Flags of the Ottoman Empire


The Ottoman Empire used various flags and naval ensigns during its history. The crescent and star came into use in the second half of the 18th century. A buyruldu from 1793 required that the ships of the Ottoman Navy were to use a red flag with the star and crescent in white. In 1844, a version of this flag, with a five-pointed star, was officially adopted as the Ottoman national flag. The decision to adopt a national flag was part of the Tanzimat reforms which aimed to modernize the Ottoman state in line with the laws and norms of contemporary European states and institutions.
The star and crescent design later became a common element in the national flags of Ottoman successor states in the 20th century.
The current flag of Turkey is essentially the same as the late Ottoman flag, but has more specific legal standardizations that were introduced with the Turkish Flag Law on 29 May 1936. Before the legal standardization, the star and crescent could have slightly varying slimness or positioning depending on the rendition.

Early flag

Pre-modern Ottoman armies used the horse-tail standard or tugh rather than flags.
Such standards remained in use alongside flags until the 19th century. A depiction of a tugh appears in the Relation d'un voyage du Levant by Joseph Pitton de Tournefort.
War flags came into use by the 16th century. During the 16th and 17th centuries, Ottoman war flags often depicted the bifurcated Zulfiqar sword, often misinterpreted in Western literature as showing a pair of scissors.
The crescent symbol appears in flags attributed to Tunis from as early as the 14th century, long before Tunis fell under Ottoman rule in 1574. But the crescent as a symbol also had 14th-century associations with the Ottoman military
and millennium-long associations with the city of Istanbul,
which became the Ottoman capital after its conquest in 1453. The Spanish Navy Museum in Madrid shows two Ottoman naval flags dated 1613; both are swallow-tailed, one green with a white crescent near the hoist, the other white with two red stripes near the edges of the flag and a red crescent near the hoist.

Crescent flag

The simple crescent flag started to appear in the Ottoman Empire from its foundation in 1453, and was reported as late as 1780 in the Battle of Kagul, 1799 in the Siege of Acre (1799). or the 1853 Battle of Sinop.

Naval standards

Numerous authors, especially in the 18th and 19th centuries reported on the variety of naval flags in the Ottoman Empire, starting with Bowles's "Universal display of the naval flags of all nations in the world". The designs of the flags depended on the rank or geographical base of their owners.

Crescent and star flag

The star and crescent design is reported as early as 1526 at the Battle of Mohács,, or the Siege of Wien in 1683, and continues to appear more systematically after 1793, on Ottoman flags of the 19th century. The white star and crescent moon with a red background was introduced as the flag of the Ottoman Empire in 1844.

Imperial standards

The imperial standard displayed the sultan's tughra, often on a pink or bright red background.
The standard used by the last Caliph, Abdulmejid II consisted of a green flag with a star and crescent in white on a red oval background within a rayed ornament, all in white.

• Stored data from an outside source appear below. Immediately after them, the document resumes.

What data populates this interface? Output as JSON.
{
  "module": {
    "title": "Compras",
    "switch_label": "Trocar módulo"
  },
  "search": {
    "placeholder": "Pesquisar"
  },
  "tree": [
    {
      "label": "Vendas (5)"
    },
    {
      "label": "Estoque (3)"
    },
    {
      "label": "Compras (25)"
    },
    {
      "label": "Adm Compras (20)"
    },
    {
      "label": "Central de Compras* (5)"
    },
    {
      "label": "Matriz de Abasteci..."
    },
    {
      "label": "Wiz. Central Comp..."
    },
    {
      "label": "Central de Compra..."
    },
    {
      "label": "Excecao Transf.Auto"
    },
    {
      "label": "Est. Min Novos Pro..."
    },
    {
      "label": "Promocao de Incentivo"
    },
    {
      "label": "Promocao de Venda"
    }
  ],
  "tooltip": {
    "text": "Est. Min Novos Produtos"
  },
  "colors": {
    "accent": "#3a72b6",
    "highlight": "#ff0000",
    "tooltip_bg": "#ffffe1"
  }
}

Army Flags and Standards with Shahada

The Ottoman army often used verses from the Quran and Shahada on their flags. This tradition continued during the First World War. When Ottoman Turkey joined the war on the side of the Central Powers in 1914, it declared a jihad against the Entente States. The modern Ottoman Turkish army used the Ottoman state coat of arms on one side of their standard regimental flags and Shahada on the other. The Ottoman regimental flags consisted of gold writings and the state emblem on a red background. After the empire was abolished in 1922, this practice continued for a while in modern Turkey.